Like no other initiative in memory, this legislative push in both Congress and in Europe (the Dutch parliament in July unanimously endorsed a Magnitsky-like effort, and the European parliament has done the same) has struck a chord in Moscow and forced Russian authorities to reopen the Magnitsky case. Several prison officials where Magnitsky had been held are now the focus of investigations. In the absence of accountability and rule of law in Russia, American and European parliamentarians have made it clear that if Russian officials engage in major human rights abuses, they and their immediate families cannot enjoy the privilege of traveling to, living or studying in the West, or doing their banking in Western financial institutions.

This draft bill has already done more for the cause of human rights in Russia than anything done by the Obama administration (or by the Bush administration before it). It also caused the State Department to ban certain Russian officials implicated in the Magnitsky case, though this is not sufficient, and these individuals should also be added to an asset-freeze list.

McFaul, however, is vocally opposed to the legislation and to tying Russia’s dismal human rights record to either the reset or trade relations. Yesterday in Washington, at an event organized by the Foreign Policy Initiative, McFaul was challenged on this by Kramer and by one of Magnitsky’s former clients, Bill Browder. McFaul rejected their arguments, repeating only that Jackson-Vanik should be repealed. This was a clear evasion, because repeal of Jackson-Vanik isn’t the issue. Throughout the day, McFaul became increasingly irritated by the discussion.

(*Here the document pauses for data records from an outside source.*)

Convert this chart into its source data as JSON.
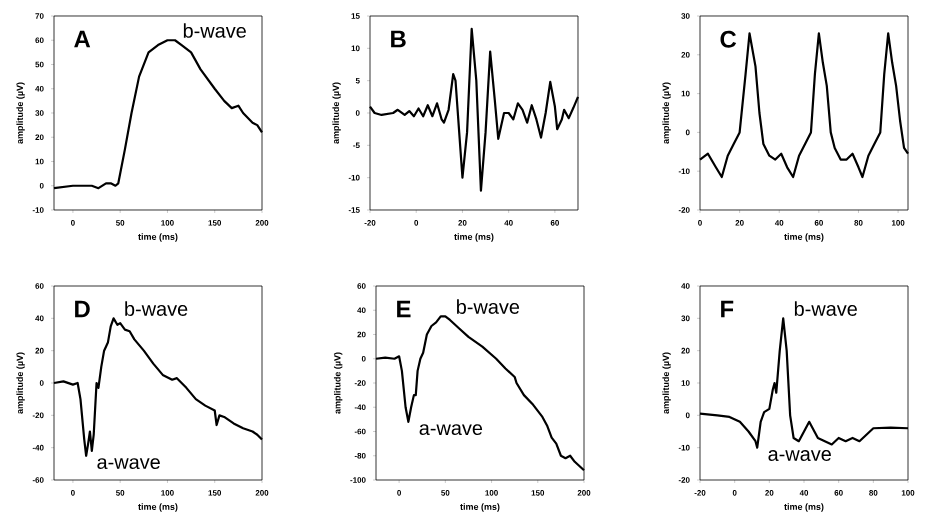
{
  "chart_data": [
    {
      "type": "line",
      "title": "A",
      "xlabel": "time (ms)",
      "ylabel": "amplitude (µV)",
      "color": "#000000",
      "xlim": [
        -20,
        200
      ],
      "xticks": [
        0,
        50,
        100,
        150,
        200
      ],
      "ylim": [
        -10,
        70
      ],
      "yticks": [
        -10,
        0,
        10,
        20,
        30,
        40,
        50,
        60,
        70
      ],
      "x": [
        -20,
        0,
        20,
        27,
        35,
        40,
        45,
        48,
        55,
        62,
        70,
        80,
        90,
        100,
        108,
        115,
        125,
        135,
        150,
        160,
        168,
        175,
        180,
        190,
        195,
        200
      ],
      "values": [
        -1,
        0,
        0,
        -1,
        1,
        1,
        0,
        1,
        15,
        30,
        45,
        55,
        58,
        60,
        60,
        58,
        55,
        48,
        40,
        35,
        32,
        33,
        30,
        26,
        25,
        22
      ],
      "annotations": [
        {
          "text": "b-wave",
          "x": 105,
          "y": 60
        }
      ]
    },
    {
      "type": "line",
      "title": "B",
      "xlabel": "time (ms)",
      "ylabel": "amplitude (µV)",
      "color": "#000000",
      "xlim": [
        -20,
        70
      ],
      "xticks": [
        -20,
        0,
        20,
        40,
        60
      ],
      "ylim": [
        -15,
        15
      ],
      "yticks": [
        -15,
        -10,
        -5,
        0,
        5,
        10,
        15
      ],
      "x": [
        -20,
        -18,
        -15,
        -10,
        -8,
        -5,
        -3,
        -1,
        1,
        3,
        5,
        7,
        9,
        11,
        12,
        14,
        16,
        17,
        19,
        20,
        22,
        24,
        26,
        28,
        30,
        32,
        34,
        35.5,
        38,
        40,
        42,
        44,
        46,
        48,
        50,
        52,
        54,
        56,
        58,
        60,
        61,
        63,
        64,
        66,
        68,
        70
      ],
      "values": [
        1,
        0,
        -0.3,
        0,
        0.5,
        -0.3,
        0.3,
        -0.5,
        0.7,
        -0.5,
        1.2,
        -0.5,
        1.5,
        -1,
        -1.5,
        0.5,
        6,
        5,
        -5,
        -10,
        -3,
        13,
        5,
        -12,
        -3,
        9.5,
        2,
        -4,
        0,
        0,
        -1,
        1.5,
        0.5,
        -1.5,
        1.2,
        -1,
        -3.8,
        0,
        4.8,
        1,
        -2.5,
        -1,
        0.5,
        -0.8,
        0.8,
        2.5
      ]
    },
    {
      "type": "line",
      "title": "C",
      "xlabel": "time (ms)",
      "ylabel": "amplitude (µV)",
      "color": "#000000",
      "xlim": [
        0,
        105
      ],
      "xticks": [
        0,
        20,
        40,
        60,
        80,
        100
      ],
      "ylim": [
        -20,
        30
      ],
      "yticks": [
        -20,
        -10,
        0,
        10,
        20,
        30
      ],
      "x": [
        0,
        4,
        8,
        11,
        14,
        17,
        20,
        23,
        25,
        28,
        30,
        32,
        35,
        38,
        41,
        44,
        47,
        50,
        53,
        56,
        58,
        60,
        62,
        64,
        66,
        68,
        71,
        74,
        77,
        80,
        82,
        85,
        88,
        91,
        93,
        95,
        97,
        99,
        101,
        103,
        105
      ],
      "values": [
        -7,
        -5.5,
        -9,
        -11.5,
        -6,
        -3,
        0,
        15,
        25.5,
        17,
        5,
        -3,
        -6,
        -7,
        -5.5,
        -9,
        -11.5,
        -6,
        -3,
        0,
        15,
        25.5,
        18,
        12,
        0,
        -4,
        -7,
        -7,
        -5.5,
        -9,
        -11.5,
        -6,
        -3,
        0,
        15,
        25.5,
        18,
        12,
        3,
        -4,
        -5.5
      ]
    },
    {
      "type": "line",
      "title": "D",
      "xlabel": "time (ms)",
      "ylabel": "amplitude (µV)",
      "color": "#000000",
      "xlim": [
        -20,
        200
      ],
      "xticks": [
        0,
        50,
        100,
        150,
        200
      ],
      "ylim": [
        -60,
        60
      ],
      "yticks": [
        -60,
        -40,
        -20,
        0,
        20,
        40,
        60
      ],
      "x": [
        -20,
        -10,
        0,
        5,
        8,
        12,
        14,
        16,
        18,
        20,
        22,
        25,
        27,
        30,
        33,
        37,
        40,
        43,
        47,
        50,
        55,
        60,
        65,
        75,
        85,
        95,
        105,
        110,
        120,
        130,
        140,
        150,
        152,
        155,
        160,
        170,
        180,
        190,
        195,
        200
      ],
      "values": [
        0,
        1,
        -1,
        0,
        -10,
        -35,
        -45,
        -38,
        -30,
        -42,
        -32,
        0,
        -3,
        10,
        20,
        25,
        35,
        40,
        36,
        37,
        33,
        32,
        27,
        20,
        12,
        5,
        2,
        3,
        -3,
        -10,
        -14,
        -17,
        -26,
        -20,
        -21,
        -25,
        -28,
        -30,
        -32,
        -35
      ],
      "annotations": [
        {
          "text": "b-wave",
          "x": 43,
          "y": 40
        },
        {
          "text": "a-wave",
          "x": 14,
          "y": -45
        }
      ]
    },
    {
      "type": "line",
      "title": "E",
      "xlabel": "time (ms)",
      "ylabel": "amplitude (µV)",
      "color": "#000000",
      "xlim": [
        -25,
        200
      ],
      "xticks": [
        0,
        50,
        100,
        150,
        200
      ],
      "ylim": [
        -100,
        60
      ],
      "yticks": [
        -100,
        -80,
        -60,
        -40,
        -20,
        0,
        20,
        40,
        60
      ],
      "x": [
        -25,
        -15,
        -5,
        0,
        3,
        7,
        10,
        13,
        16,
        18,
        20,
        23,
        26,
        30,
        35,
        40,
        45,
        50,
        55,
        65,
        75,
        90,
        105,
        115,
        125,
        127,
        135,
        145,
        155,
        160,
        165,
        170,
        175,
        180,
        185,
        190,
        200
      ],
      "values": [
        0,
        1,
        0,
        2,
        -10,
        -40,
        -52,
        -40,
        -30,
        -30,
        -10,
        0,
        5,
        20,
        27,
        30,
        35,
        35,
        32,
        25,
        18,
        10,
        0,
        -8,
        -15,
        -20,
        -30,
        -38,
        -48,
        -55,
        -65,
        -70,
        -80,
        -82,
        -80,
        -85,
        -92
      ],
      "annotations": [
        {
          "text": "b-wave",
          "x": 50,
          "y": 35
        },
        {
          "text": "a-wave",
          "x": 10,
          "y": -52
        }
      ]
    },
    {
      "type": "line",
      "title": "F",
      "xlabel": "time (ms)",
      "ylabel": "amplitude (µV)",
      "color": "#000000",
      "xlim": [
        -20,
        100
      ],
      "xticks": [
        -20,
        0,
        20,
        40,
        60,
        80,
        100
      ],
      "ylim": [
        -20,
        40
      ],
      "yticks": [
        -20,
        -10,
        0,
        10,
        20,
        30,
        40
      ],
      "x": [
        -20,
        -10,
        -3,
        3,
        8,
        12,
        13,
        15,
        17,
        20,
        22,
        23,
        24,
        26,
        28,
        30,
        32,
        34,
        37,
        40,
        43,
        45,
        48,
        52,
        56,
        60,
        64,
        68,
        72,
        76,
        80,
        90,
        100
      ],
      "values": [
        0.5,
        0,
        -0.5,
        -2,
        -5,
        -8,
        -10,
        -2,
        1,
        2,
        8,
        10,
        7,
        20,
        30,
        20,
        0,
        -7,
        -8,
        -5,
        -2,
        -4,
        -7,
        -8,
        -9,
        -7,
        -8,
        -7,
        -8,
        -6,
        -4,
        -3.8,
        -4
      ],
      "annotations": [
        {
          "text": "b-wave",
          "x": 28,
          "y": 30
        },
        {
          "text": "a-wave",
          "x": 13,
          "y": -10
        }
      ]
    }
  ]
}
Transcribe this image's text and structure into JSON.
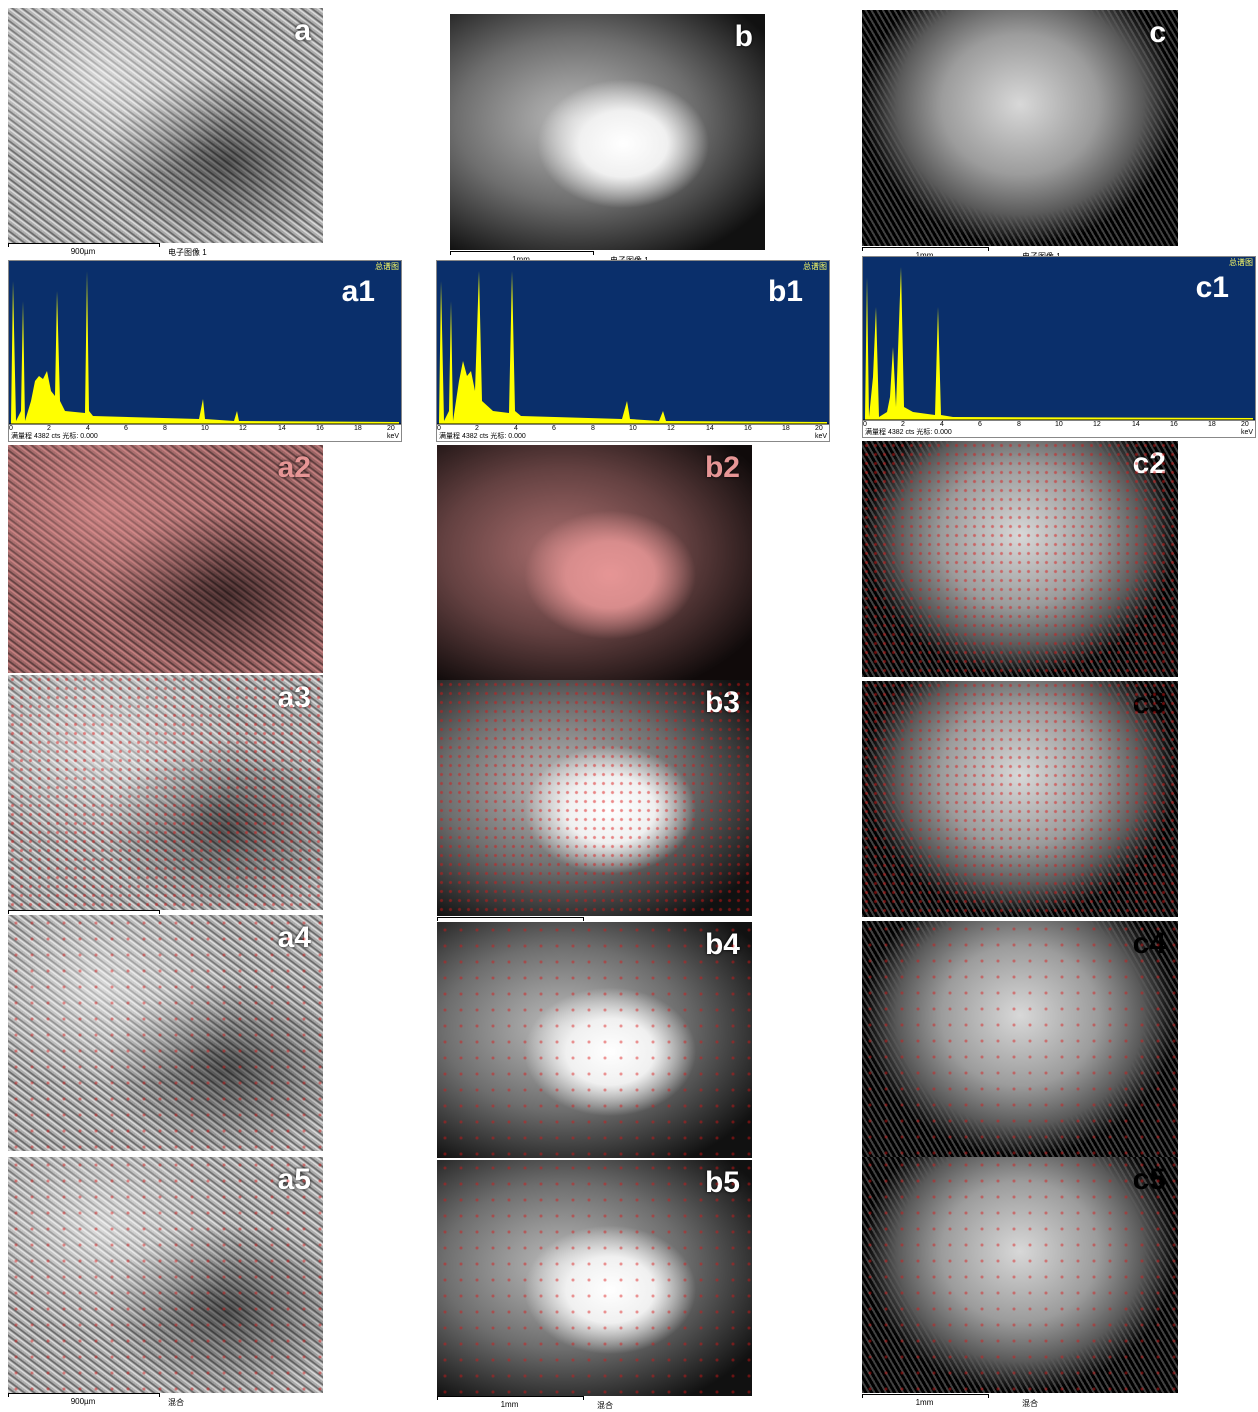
{
  "panels": {
    "a": "a",
    "b": "b",
    "c": "c",
    "a1": "a1",
    "b1": "b1",
    "c1": "c1",
    "a2": "a2",
    "b2": "b2",
    "c2": "c2",
    "a3": "a3",
    "b3": "b3",
    "c3": "c3",
    "a4": "a4",
    "b4": "b4",
    "c4": "c4",
    "a5": "a5",
    "b5": "b5",
    "c5": "c5"
  },
  "scale": {
    "a": "900µm",
    "b": "1mm",
    "c": "1mm",
    "image_caption": "电子图像 1",
    "mix_caption": "混合"
  },
  "spectrum": {
    "title": "总谱图",
    "unit": "keV",
    "ticks": [
      "0",
      "2",
      "4",
      "6",
      "8",
      "10",
      "12",
      "14",
      "16",
      "18",
      "20"
    ],
    "footer_a": "满量程 4382 cts 光标: 0.000",
    "footer_b": "满量程 4382 cts 光标: 0.000",
    "footer_c": "满量程 4382 cts 光标: 0.000"
  },
  "colors": {
    "spectrum_bg": "#0a2f6b",
    "spectrum_fill": "#ffff00",
    "map_red": "#d41414"
  }
}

At a separate event later yesterday, McFaul was asked about it again:

“If you want to do something constructive, that’s an area where we should be focusing on our attention, not on this weird linkage, like somehow holding Jackson-Vanik is going to make Russia more democratic or is going to help us with Syria,” McFaul said. “I dare somebody to stand up today and tell me how not lifting [Jackson-Vanik] helps the cause of promoting rule of law, democracy, and human rights. We just don’t see it that way.”

The tetchy dodge aside, McFaul is minimizing the legacy of Jackson-Vanik. It has certainly been about pegging human rights progress with upgraded trade status (and McFaul talks about this in his book, Advancing Democracy Abroad). Russia’s admission to the WTO without a concurrent replacement for Jackson-Vanik–especially in light of Putin’s recent behavior–would represent a break with the bipartisan status quo in Putin’s favor. McFaul knows better and so do his critics.